That word, and the effects of that word, are soul crushers for me.
Do you want me to fail?
Do you want me to be upset?
Do you want me to judge myself harshly?
Expect me to do something. Expect me to be more.
Expectation is the root of all heartache. -William Shakespeare
One of my best traits is that I am a hard worker. When I open my life up to new avenues, whether it be a new position for work, or trying to conquer a weakness (like writing, ugh!), I do what needs to be done. I put in extra hours at work to overcome a learning curve, to get the science done, or try to catch up because I expected too much out of myself that week. I put in extra hours trying to think of words and how I could string those words into sentences so I could maybe, one day, write another article.
But when I feel like I am expected to put in the extra hours just because, I will under-preform. I will under-whelm.

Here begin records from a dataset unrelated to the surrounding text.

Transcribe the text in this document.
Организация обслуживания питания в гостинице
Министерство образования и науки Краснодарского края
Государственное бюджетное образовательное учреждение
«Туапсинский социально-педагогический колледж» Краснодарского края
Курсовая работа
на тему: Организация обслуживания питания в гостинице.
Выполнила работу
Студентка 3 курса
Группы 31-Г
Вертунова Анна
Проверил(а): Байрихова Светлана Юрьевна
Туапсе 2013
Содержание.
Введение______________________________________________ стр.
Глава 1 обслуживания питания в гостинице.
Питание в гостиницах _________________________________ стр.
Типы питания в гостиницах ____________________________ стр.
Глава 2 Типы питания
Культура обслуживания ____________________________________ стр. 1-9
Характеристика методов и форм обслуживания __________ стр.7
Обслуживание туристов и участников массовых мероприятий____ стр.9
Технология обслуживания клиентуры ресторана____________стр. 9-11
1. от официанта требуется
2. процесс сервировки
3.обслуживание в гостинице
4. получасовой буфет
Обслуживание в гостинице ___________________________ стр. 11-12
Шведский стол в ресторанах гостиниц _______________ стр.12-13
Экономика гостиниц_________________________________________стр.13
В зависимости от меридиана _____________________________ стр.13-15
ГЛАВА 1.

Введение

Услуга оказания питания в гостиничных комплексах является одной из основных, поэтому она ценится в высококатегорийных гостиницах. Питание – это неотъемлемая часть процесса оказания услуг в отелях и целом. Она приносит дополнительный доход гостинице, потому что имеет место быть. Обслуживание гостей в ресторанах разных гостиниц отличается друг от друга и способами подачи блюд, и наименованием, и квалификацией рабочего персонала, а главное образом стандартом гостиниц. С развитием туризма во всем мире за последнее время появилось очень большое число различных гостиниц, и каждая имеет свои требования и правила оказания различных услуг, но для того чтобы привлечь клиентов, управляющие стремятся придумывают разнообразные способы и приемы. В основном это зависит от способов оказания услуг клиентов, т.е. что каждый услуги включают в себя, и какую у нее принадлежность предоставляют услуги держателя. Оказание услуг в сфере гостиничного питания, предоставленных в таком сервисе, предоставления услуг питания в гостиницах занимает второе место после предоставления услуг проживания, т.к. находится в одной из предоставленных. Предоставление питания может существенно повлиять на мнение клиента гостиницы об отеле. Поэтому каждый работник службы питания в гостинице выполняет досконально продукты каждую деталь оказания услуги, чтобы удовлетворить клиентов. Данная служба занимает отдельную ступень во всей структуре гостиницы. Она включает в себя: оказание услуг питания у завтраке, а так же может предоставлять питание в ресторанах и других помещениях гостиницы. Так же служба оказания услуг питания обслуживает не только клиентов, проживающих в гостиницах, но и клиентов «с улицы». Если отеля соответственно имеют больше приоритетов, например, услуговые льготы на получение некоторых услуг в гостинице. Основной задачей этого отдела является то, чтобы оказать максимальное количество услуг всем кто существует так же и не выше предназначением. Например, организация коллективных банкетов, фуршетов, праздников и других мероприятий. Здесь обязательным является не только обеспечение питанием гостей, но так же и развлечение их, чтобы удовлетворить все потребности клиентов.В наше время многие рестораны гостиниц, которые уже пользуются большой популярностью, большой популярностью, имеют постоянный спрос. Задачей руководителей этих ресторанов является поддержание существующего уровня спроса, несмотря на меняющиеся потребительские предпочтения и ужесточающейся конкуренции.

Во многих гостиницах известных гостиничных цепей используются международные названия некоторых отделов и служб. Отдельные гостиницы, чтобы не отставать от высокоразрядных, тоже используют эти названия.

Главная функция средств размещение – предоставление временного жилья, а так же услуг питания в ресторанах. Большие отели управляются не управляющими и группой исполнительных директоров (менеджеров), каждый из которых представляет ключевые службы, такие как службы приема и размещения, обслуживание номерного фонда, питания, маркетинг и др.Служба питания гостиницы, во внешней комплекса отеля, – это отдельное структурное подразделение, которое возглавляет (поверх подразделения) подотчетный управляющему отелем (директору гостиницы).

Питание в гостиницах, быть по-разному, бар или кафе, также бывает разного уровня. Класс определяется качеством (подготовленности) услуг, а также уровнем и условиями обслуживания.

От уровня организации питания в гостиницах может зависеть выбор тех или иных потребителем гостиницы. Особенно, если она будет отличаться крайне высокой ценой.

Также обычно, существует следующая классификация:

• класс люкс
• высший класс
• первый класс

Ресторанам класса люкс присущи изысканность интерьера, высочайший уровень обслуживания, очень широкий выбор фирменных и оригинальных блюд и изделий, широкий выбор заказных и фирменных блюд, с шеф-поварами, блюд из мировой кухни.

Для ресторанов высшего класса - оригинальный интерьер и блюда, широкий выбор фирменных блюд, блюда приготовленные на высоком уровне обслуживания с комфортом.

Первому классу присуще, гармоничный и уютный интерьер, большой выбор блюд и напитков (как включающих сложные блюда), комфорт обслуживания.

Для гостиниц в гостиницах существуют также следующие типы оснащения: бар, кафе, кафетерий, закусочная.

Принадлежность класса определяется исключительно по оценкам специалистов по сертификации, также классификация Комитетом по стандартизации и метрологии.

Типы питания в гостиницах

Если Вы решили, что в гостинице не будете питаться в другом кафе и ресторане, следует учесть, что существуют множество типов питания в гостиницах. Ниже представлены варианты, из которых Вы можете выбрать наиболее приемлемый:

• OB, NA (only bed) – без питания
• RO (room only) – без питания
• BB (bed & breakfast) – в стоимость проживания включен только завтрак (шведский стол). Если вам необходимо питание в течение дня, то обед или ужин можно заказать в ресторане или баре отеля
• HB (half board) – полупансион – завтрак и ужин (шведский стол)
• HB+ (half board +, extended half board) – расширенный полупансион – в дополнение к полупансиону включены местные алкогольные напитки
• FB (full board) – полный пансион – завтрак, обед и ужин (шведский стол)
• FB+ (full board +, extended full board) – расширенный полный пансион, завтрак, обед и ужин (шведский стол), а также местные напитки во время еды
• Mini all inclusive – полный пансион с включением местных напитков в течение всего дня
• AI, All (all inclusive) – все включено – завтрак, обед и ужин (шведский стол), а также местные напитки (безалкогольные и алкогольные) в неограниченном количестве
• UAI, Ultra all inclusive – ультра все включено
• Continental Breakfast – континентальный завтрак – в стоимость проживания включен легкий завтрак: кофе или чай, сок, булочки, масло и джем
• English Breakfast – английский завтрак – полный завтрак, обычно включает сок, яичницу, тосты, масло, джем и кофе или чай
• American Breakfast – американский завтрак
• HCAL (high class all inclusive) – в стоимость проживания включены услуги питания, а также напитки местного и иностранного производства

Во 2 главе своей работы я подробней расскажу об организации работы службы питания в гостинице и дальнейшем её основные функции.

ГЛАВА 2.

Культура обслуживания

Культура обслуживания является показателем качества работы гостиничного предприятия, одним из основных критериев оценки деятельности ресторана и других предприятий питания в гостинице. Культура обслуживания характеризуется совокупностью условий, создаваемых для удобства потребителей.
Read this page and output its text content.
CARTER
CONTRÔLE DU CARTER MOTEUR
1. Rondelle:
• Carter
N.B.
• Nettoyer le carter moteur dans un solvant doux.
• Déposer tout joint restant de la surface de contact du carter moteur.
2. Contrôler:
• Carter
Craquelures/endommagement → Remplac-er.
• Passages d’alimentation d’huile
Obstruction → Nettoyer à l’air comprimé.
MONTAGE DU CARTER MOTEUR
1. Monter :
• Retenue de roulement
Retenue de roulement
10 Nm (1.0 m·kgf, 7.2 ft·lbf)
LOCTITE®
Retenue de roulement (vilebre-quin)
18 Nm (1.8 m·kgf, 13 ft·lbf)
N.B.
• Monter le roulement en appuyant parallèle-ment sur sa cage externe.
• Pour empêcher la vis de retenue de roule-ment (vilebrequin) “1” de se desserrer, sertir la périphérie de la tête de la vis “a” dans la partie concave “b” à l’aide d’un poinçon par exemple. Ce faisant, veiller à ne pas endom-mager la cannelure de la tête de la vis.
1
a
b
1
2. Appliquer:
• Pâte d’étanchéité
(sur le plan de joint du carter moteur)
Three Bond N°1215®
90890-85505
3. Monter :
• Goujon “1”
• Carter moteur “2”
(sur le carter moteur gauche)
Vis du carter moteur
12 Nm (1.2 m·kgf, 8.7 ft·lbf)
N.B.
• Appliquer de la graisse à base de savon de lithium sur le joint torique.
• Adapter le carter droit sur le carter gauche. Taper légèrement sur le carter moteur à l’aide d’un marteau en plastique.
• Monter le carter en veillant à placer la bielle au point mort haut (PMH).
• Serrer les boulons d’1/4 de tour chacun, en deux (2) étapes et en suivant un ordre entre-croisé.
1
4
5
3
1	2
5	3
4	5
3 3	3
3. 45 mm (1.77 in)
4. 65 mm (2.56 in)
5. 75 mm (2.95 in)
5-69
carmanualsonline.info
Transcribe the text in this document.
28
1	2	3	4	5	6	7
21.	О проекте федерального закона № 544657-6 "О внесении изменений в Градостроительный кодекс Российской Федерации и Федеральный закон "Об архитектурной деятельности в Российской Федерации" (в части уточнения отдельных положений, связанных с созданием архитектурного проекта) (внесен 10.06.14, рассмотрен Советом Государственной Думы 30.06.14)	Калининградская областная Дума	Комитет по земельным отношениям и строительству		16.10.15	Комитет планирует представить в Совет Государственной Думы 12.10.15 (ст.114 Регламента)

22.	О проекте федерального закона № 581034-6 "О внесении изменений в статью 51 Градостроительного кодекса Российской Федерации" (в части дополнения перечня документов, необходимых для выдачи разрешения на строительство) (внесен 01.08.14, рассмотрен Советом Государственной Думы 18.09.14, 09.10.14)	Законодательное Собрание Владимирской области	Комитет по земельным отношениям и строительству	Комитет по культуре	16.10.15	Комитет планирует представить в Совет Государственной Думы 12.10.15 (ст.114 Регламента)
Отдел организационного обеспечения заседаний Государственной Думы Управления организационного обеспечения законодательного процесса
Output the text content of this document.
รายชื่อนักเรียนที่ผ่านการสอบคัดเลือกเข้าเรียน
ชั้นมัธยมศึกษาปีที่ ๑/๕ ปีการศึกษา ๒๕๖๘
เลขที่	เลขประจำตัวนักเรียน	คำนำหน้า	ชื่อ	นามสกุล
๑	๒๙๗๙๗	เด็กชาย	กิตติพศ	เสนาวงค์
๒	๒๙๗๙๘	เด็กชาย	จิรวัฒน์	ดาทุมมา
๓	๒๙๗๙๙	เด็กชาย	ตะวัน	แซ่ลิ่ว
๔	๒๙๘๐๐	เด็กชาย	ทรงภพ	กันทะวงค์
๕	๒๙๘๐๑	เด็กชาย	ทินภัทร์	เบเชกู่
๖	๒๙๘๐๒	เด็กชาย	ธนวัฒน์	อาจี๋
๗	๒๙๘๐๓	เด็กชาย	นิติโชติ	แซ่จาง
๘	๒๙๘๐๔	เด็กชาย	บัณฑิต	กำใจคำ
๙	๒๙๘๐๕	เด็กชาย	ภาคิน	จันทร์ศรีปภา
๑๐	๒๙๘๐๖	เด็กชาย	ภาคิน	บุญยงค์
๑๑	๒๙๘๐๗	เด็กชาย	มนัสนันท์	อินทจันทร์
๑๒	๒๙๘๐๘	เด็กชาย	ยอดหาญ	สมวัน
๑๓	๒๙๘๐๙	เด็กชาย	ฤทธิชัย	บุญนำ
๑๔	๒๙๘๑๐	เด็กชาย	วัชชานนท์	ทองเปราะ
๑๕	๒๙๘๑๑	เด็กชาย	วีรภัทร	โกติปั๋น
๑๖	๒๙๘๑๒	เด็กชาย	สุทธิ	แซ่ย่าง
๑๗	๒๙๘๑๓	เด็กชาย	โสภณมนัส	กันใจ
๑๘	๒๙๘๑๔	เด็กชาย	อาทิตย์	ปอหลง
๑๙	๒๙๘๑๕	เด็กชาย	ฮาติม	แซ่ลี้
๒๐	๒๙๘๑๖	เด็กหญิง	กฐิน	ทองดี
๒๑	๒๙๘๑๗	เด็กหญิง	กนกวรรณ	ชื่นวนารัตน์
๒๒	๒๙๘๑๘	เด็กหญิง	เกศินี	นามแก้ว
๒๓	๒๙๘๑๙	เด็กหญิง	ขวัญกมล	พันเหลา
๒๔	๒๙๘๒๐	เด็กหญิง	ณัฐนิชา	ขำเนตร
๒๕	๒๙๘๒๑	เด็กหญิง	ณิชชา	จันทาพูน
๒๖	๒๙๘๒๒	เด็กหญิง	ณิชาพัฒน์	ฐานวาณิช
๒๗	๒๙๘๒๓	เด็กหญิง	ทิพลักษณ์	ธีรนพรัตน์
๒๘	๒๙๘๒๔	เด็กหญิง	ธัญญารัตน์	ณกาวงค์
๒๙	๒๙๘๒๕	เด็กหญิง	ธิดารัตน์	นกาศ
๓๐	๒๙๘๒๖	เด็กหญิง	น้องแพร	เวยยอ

There is a huge difference in results with the following pairs of statements:
1. I expect you to work 80 hours per week. (I will work 80 hours, but I will resent you.)
2. I expect you to get your work done. (I will work 80, 90, 100 hours, whatever it takes to get my work done.)
3. I expect myself to write an article a day. (Oh yeah! I’ll show you! … by never writing.)
4. I expect myself to write more than I usually do. (Easy-peasy. Writing one article is more than I usually write. But hey! I’m conquering something that is legitimately difficult for me.)
Is there such a thing as a negative and positive expectation? Because I feel that is what I just did there. In both pairs outlined above, the word “Expect” was front and center, but the outcomes were so vastly different.
Perhaps the difference, and the resentment, doesn’t stem from the word expect, but from the intention of that word. In the first scenario of both pairs, a rigid guide was established (you MUST do this in THIS timeline to be successful!) whereas in the second scenario, the guide was more fluid.
Maybe that is why I’m doing so much better … nay, so much more, when it comes to my fitness goals. I’m not expecting myself to exercise every single day. I’m not expecting myself to lose weight. Heck, I’m not even doing a “traditionally Nicole exercise routine” (you know, with weights and being hardcore and the like). I’m just expecting to have fun, and to move more, and maybe the weight will come off during the process.
AND IT IS!
Well, now my day has flipped completely around! Maybe I just needed to get this off my chest. Thanks for listening!